# is a mixed states really a statistical mixture?

$$\DeclareMathOperator{\Tr}{Tr}\newcommand{\ket}[1]{|#1\rangle}\newcommand{\bra}[1]{\langle#1|}$$Let consider the pure state $$\ket{\psi_{1}}=\dfrac{\ket{0}+\ket{1}}{\sqrt{2}}$$ whose density matrix is $$\rho_{1} = \frac{1}{2} \mathbb{1}_{2} \text{ (matrix of ones)}$$ and the mixed state $$\begin{equation*} \rho_{2} = \dfrac{1}{2}(\ket{0} \bra{0} + \ket{1}\bra{1}) \end{equation*}$$ in the first case it "means" that the state is both in $$\ket{0}$$ and $$\ket{1}$$ while in the second it "means" that we lack information on the system and that it is either in $$\ket{0}$$ or $$\ket{1}$$. however if I compute the probability that $$\rho_{2}$$ is in $$\psi_1$$ which is $$\Tr(\Pi_{\psi_1}\rho_{2}) = \Tr(\rho_{1}\rho_{2}) = \frac{1}{2}$$. Can someone explain to me this " contradiction " ? perhaps I misunderstood the meaning of a mixed state.

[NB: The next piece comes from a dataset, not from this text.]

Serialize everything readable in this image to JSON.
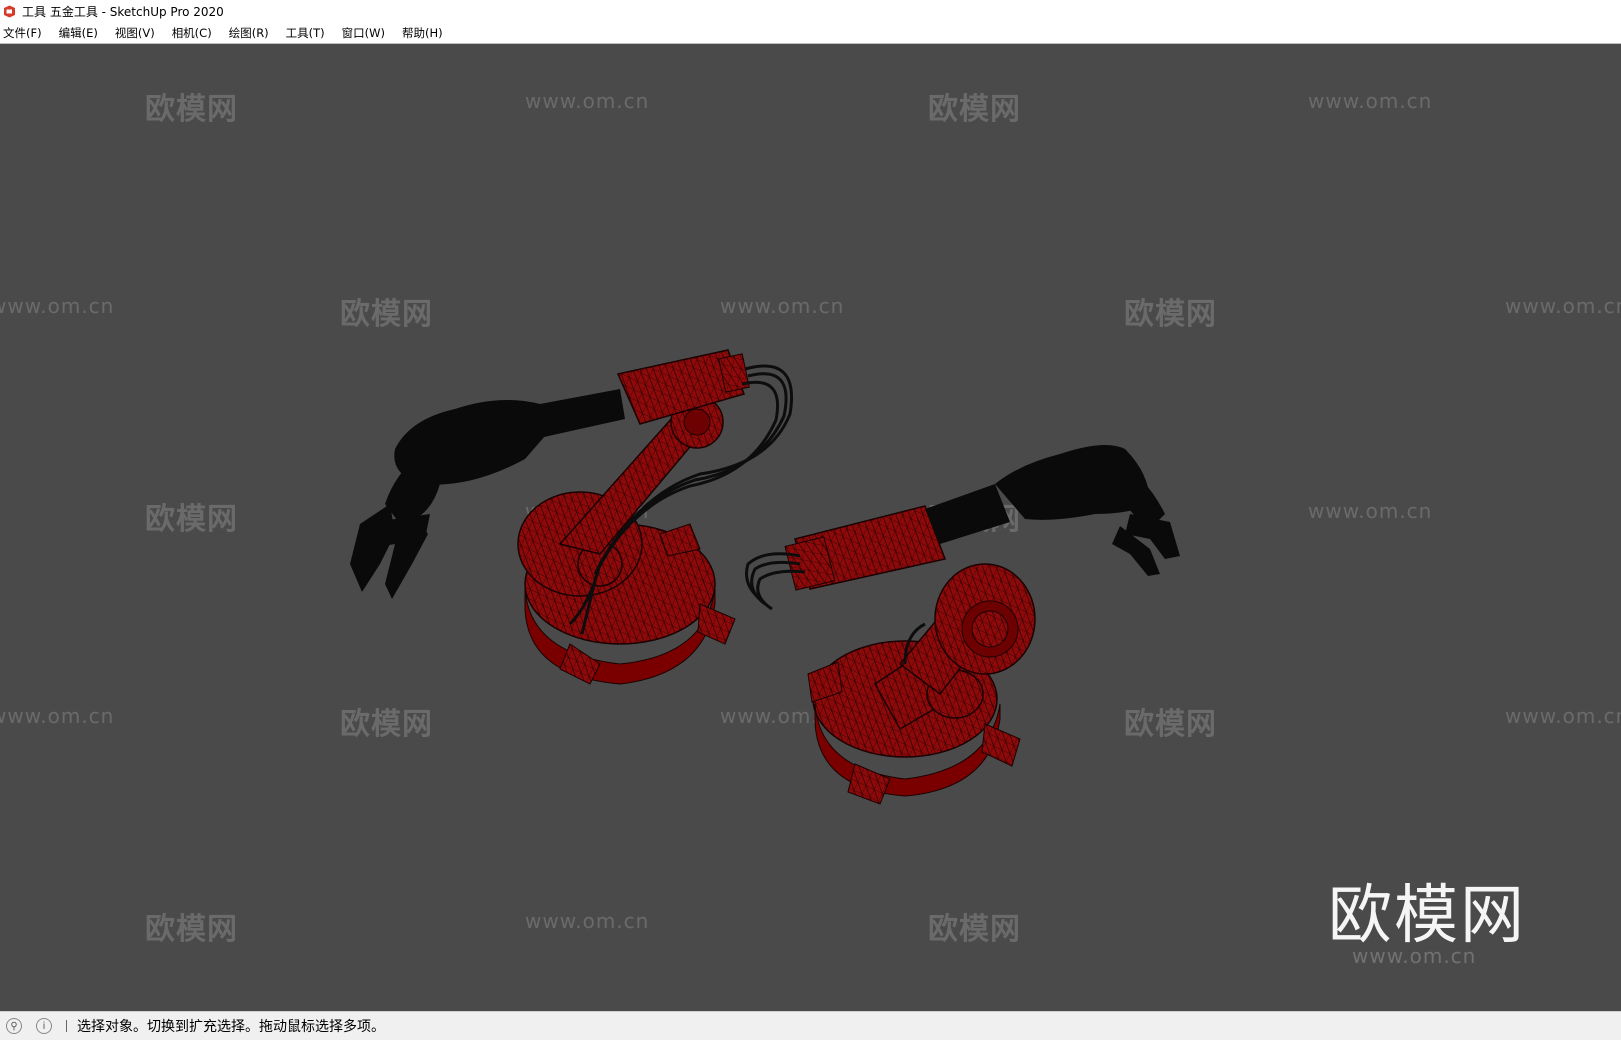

• What would happen if you apply a Hadamard gate to your first qubit? What is its density matrix then? How about doing the same for your second qubit? Commented Dec 10, 2023 at 13:06
• for the first qubit we get $\ket{0}\bra{0}$ (seems logical to me because we go form 0 to + with hadamard and vice versa) and the second we get $\rho_{2}$ . Sorry but I don't exactly see what you are trying to show me.
– yosh
Commented Dec 10, 2023 at 13:47
• Thanks. Your question seems to be what’s the difference between a single (pure) qubit in superposition and one in a mixed state. I was pointing out that you can tell the difference between the two with a Hadamard gate. Otherwise I don’t understand your question. Commented Dec 10, 2023 at 14:25
• Sorry if I was not clear but my question is : If mixed states are "physically" different from superposition, how come the probabilty that $\rho_2$ is in the state $\psi_1$ is not 0 since it is supposed to be either in the state $\ket{0}$ or $\ket{1}$ if it is really a statistical mixture
– yosh
Commented Dec 10, 2023 at 14:37
• If I flip a coin and hide the result from you what is the outcome probability that it is heads? It’s already landed, you can see that I’d never flip it myself. Otherwise I’m sorry I still don’t understand your question. Commented Dec 10, 2023 at 17:55

$$\DeclareMathOperator{\Tr}{Tr}\newcommand{\ket}[1]{|#1\rangle}\newcommand{\bra}[1]{\langle#1|}$$The math that you have done is correct, and so is your general understanding of mixtures and density matrices. The problem is that your interpretation of your measurement math is wrong.
Measurements are with respect to some basis (such as the computational basis $$\ket{0}$$ and $$\ket{1})$$. When you take the measurement here, you are measuring in a basis with $$\ket{\psi_1}$$ (with some other basis vector, such as $$\ket{-}$$). When you say,
however if I compute the probability that $$\rho_2$$ is in $$\psi_1$$ which is $$\Tr{(\Pi_{\psi_1}\rho_2)} = \Tr(\rho_1\rho_2) = \frac{1}{2}$$
The actual math is that you are measuring in the basis of $$\ket{\psi_1}$$, i.e. the likelihood that this statistical mixture of $$\ket{0}$$ and $$\ket{1}$$ will be measured to be in the $$\ket{\psi_1}$$ state when measured in $$\ket{\psi_1}$$'s basis. Note that both $$\ket{0}$$ and $$\ket{1}$$ are superpositions of $$\ket{\psi}$$, both with a 50% chance of being $$\ket{\psi_1}$$ when measured in $$\ket{\psi_1}$$'s basis. The probability computes to: $$P(\rho_2\text{ is }\ket{0}) \cdot P(\ket{0}\text{ measures as }\ket{\psi_1}) + P(\rho_2\text{ is }\ket{1}) \cdot P(\ket{1}\text{ measures as }\ket{\psi_1})\\ = \left(\frac{1}{2}\right)\left(\frac{1}{2}\right) + \left(\frac{1}{2}\right)\left(\frac{1}{2}\right) = \frac{1}{2}$$ In summary, the measurement you calculated does not mean the probability that "$$\rho_2$$ is in $$\psi_1$$", but rather the probability that its ensemble states $$\ket{0}$$ and $$\ket{1}$$ would measure to be $$\ket{\psi_1}$$.